Conlon sat back and brought his hands together in a slow, mocking round of applause. "Very clever. Which one of my officers gave you that piece of information?"

"I remember when we were at school … you were always so very clever, Mark. What happened to that? To you?"

"I got wise, Adam." Conlon leaned forward so that their faces were only inches apart. "Wise to people like you."

" `People like me'?"

"Con men."Adam shook his head. There was a knock on the door. Green opened it and took a sheaf of papers from the constable outside. She glanced through them before handing them to Conlon. He scanned his eyes down the information. "The blood on your coat matches the boy's."

"Of course it does. But I wasn't at the club. Have you got any witnesses to say that I was there? Anything on CCTV? There are cameras all over this city; if I was at the club I must appear on one of them!" He stopped, took a deep breath and recovered his composure. "His blood is on my coat because he hit me. I've told you this, I don't know how many times. He hit me. Several times. I imagine his knuckles were quite badly scraped."

"Yes, they were." He looked down at the papers once more.
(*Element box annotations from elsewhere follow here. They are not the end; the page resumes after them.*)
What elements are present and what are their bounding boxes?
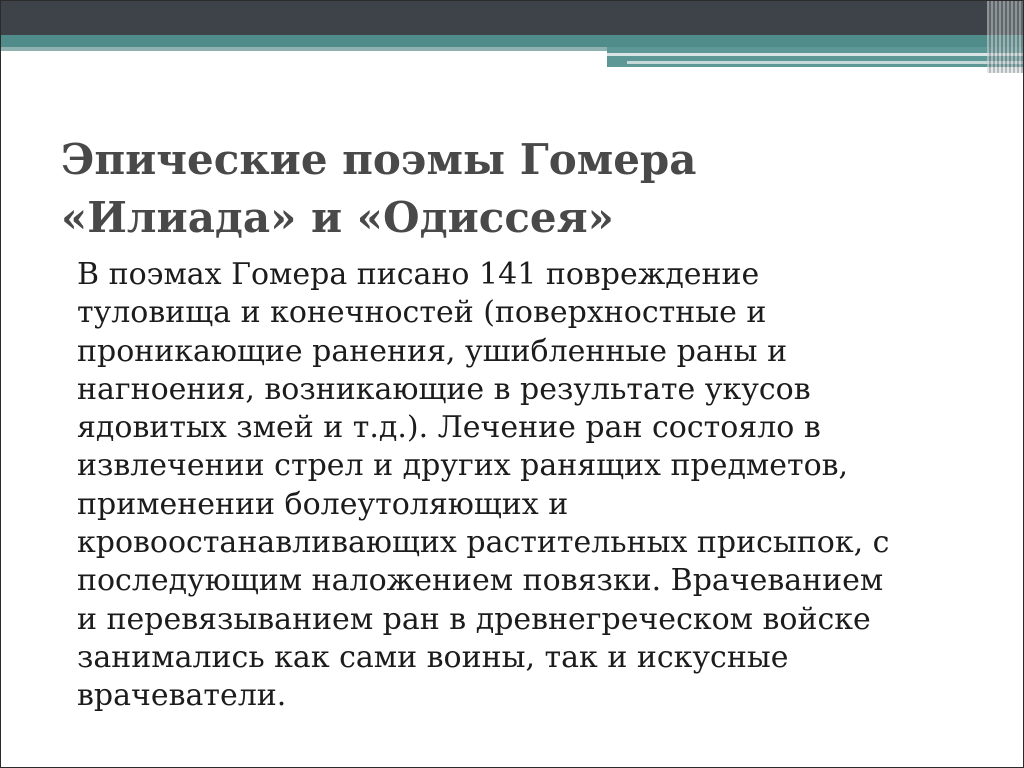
body-line: нагноения, возникающие в результате укусов <box>77 371 811 407</box>
header-accent-line-2 <box>627 61 1024 64</box>
body-line: врачеватели. <box>77 678 287 714</box>
slide-title-line: Эпические поэмы Гомера <box>61 135 697 184</box>
header-accent-line <box>607 53 1024 56</box>
body-line: занимались как сами воины, так и искусные <box>77 639 789 675</box>
body-line: В поэмах Гомера писано 141 повреждение <box>77 257 760 292</box>
body-line: кровоостанавливающих растительных присыпок, с <box>77 525 890 561</box>
header-band-teal-right <box>607 47 1024 67</box>
corner-stripes-decoration <box>987 1 1023 73</box>
slide-title <box>61 131 961 247</box>
slide-title-line: «Илиада» и «Одиссея» <box>61 193 614 242</box>
body-line: проникающие ранения, ушибленные раны и <box>77 333 788 369</box>
header-band-thin <box>1 47 607 51</box>
body-line: применении болеутоляющих и <box>77 486 569 522</box>
body-line: последующим наложением повязки. Врачеванием <box>77 563 884 599</box>
body-line: и перевязыванием ран в древнегреческом войске <box>77 601 871 637</box>
slide-body <box>77 256 997 716</box>
body-line: извлечении стрел и других ранящих предметов, <box>77 448 849 484</box>
header-band-dark <box>1 1 1024 35</box>
body-line: ядовитых змей и т.д.). Лечение ран состояло в <box>77 410 821 446</box>
body-line: туловища и конечностей (поверхностные и <box>77 295 767 331</box>
header-band-teal <box>1 35 1024 47</box>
Turned to the last page. "Who's Rupert Giles?"

"I'm sorry?"

"Rupert Giles. Who is he?"

"But … that's … that's on my computer …"

"Yes, it is. You gave us access to it."

Adam frowned. "Oh, yes. So I did." He'd forgotten. Last night seemed so long ago now.
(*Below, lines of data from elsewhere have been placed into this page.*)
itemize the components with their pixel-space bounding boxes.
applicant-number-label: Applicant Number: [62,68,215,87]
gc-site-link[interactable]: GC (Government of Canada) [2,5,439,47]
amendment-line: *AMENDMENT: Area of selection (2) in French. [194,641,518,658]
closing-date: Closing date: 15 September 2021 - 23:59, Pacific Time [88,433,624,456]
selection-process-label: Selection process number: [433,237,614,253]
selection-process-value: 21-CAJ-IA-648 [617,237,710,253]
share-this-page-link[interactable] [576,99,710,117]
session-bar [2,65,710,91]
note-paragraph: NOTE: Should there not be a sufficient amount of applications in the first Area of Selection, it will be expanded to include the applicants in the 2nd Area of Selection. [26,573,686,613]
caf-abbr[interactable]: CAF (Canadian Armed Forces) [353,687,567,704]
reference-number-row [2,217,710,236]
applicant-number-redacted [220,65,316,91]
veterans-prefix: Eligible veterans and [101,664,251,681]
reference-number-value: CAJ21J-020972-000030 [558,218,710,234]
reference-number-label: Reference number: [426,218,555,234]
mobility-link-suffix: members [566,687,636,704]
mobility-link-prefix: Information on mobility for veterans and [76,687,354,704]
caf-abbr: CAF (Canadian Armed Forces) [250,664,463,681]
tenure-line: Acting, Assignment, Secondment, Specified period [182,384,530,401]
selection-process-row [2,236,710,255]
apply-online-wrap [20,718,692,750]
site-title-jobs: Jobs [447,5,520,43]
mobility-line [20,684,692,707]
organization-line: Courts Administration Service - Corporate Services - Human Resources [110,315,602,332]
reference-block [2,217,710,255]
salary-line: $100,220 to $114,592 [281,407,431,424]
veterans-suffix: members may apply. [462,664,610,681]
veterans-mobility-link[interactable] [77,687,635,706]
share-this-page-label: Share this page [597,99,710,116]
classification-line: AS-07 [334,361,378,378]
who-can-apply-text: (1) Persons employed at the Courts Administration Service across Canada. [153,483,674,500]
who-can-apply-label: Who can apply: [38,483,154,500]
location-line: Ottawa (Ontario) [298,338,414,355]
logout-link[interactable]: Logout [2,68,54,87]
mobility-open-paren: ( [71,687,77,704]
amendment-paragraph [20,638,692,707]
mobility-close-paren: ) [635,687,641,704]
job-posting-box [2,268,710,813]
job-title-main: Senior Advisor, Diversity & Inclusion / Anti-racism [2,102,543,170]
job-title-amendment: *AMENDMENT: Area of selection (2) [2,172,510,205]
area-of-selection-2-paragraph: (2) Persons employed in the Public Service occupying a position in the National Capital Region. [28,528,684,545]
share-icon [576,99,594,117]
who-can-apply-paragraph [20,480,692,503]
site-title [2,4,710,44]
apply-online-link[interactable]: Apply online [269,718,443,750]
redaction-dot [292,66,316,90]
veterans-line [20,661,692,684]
" `Go and see Rupert Giles.' Top of today's `To Do' list. So who is he?"

"Someone I wanted to consult about this."

"This `creature.' "

"Yes."

"And what does he do that he's the person to consult?"

"I believe he has some expertise in these matters."

"Expertise?" Conlon's tone was blistering. "In `creatures of the night?' " Green and Malcolm laughed. "Let's cut the crap, Adam. Why don't you just admit it? You and the boy had a thing going. He dumped you and you killed him."

"And the women?"

"What women?" Conlon asked carefully. He held Adam's stare. Didn't so much as blink.

"The two women who died before Michael did."

"Why don't you tell us?"

"They died the same way, didn't they?" Adam stroked his hand over the warm wood of the table. "I felt it. It's exultation. Or what I took to be exultation. There will be more."

All three officers tensed. It was Conlon who spoke. "More?"

"Many more."

"What do you mean?"

Adam fell back in his chair and shook his head. "I'm telling you things and you're not listening, so what's the point? I think I've cooperated enough for the time being. May I have a cup of tea? Something to eat?"

"When I'm finished. I want to know …" Conlon stopped and reared back involuntarily as Adam gestured towards him with his bare hand. Adam's smile was knowing, bitter and sad. "I'm tired, Inspector. I don't think I have anything more to say to you at the moment." He dropped his hands into his lap, leaned his head back and closed his eyes once more.

Effectively shut out, the three detectives terminated the interview and left the room. In the incident room, Conlon gave his orders: food for Adam Barry; chase up Forensics for some idea of a murder weapon; updates on the CCTV tapes and the interviews; and information on Rupert Giles.

Something he could use to break Adam Barry.

Something he could use to stop the man from just getting up and walking out of their station.

He looked at his watch: 4.40am. <Doesn't time fly when ….> He couldn't bear to complete the thought.